Rats in Space
That's nothing. I've recycled countless pints of rats piss in any number of pubs in London.
The International Space Station's buggy urine-recycling unit has packed up again, according to reports. With the shuttle Atlantis due to visit shortly, temporarily boosting the number of people at the orbiting outpost to 12, it's feared that areas of the station may begin to fill up with containers of astronaut piss awaiting …
You lose 90% of the water you drink to respiration and sweat, probably more in a very dry environment like the ISS.
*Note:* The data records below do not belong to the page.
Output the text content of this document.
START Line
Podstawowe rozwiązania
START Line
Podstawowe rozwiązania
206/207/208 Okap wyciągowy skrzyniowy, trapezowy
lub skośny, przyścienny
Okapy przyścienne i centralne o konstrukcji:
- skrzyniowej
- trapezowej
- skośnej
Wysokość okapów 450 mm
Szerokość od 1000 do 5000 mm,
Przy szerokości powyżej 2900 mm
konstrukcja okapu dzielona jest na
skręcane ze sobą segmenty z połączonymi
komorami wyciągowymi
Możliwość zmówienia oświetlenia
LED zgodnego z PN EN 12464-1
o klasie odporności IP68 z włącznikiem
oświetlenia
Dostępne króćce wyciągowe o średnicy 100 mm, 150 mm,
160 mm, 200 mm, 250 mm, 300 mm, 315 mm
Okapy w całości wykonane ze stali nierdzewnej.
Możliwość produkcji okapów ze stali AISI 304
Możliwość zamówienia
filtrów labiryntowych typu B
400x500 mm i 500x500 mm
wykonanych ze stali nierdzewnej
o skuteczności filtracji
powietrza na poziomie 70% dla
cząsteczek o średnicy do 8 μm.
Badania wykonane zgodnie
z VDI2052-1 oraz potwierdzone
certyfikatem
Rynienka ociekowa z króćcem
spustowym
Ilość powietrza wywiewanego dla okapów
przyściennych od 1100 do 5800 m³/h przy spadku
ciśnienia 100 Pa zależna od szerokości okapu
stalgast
Spending money, effort, payload on recycling the most difficult/toxic/unpleasant 10% seems completely pointless. Unless the purpose of Nasa is to develop useful new technology for manned space flight - which is unlikely, or the makers of this needed a government contract.
This is old.
We all drink recycled piss, every single day. That's every man, woman, child, animal, bird, reptile, fish, and any other critter, single-celled and up, that lives on this big, blue, dampish rock.
Why do you (seem to) have issues with reality? Perhaps you have personal issues dealing with urine and yourself? This really isn't the place to go into that kinda thing ... And quite frankly, it's kinda disturbing that you seem to have a need to be so public about it. Seek help.
At least they get to purify it these days, unlike the hardy sailors of yesteryear:
"Is Captain Rum joining us for this bring-a-sample party, or is he going to sit this one out?"
"Oh no, he's been swigging his for ages. He says he likes it. Actually, come to think of it, he started before the water ran out."
It'll cease to be funny as soon as this hapless collection of alleged Rocket Scientists with their multi-gazillion dollar budget manage to build a basic water recyling unit that works for more than five minutes at a stretch.
Until then, I for one will continue to smirk at the continuing antics of the Heath Robinson Plumbing company in space.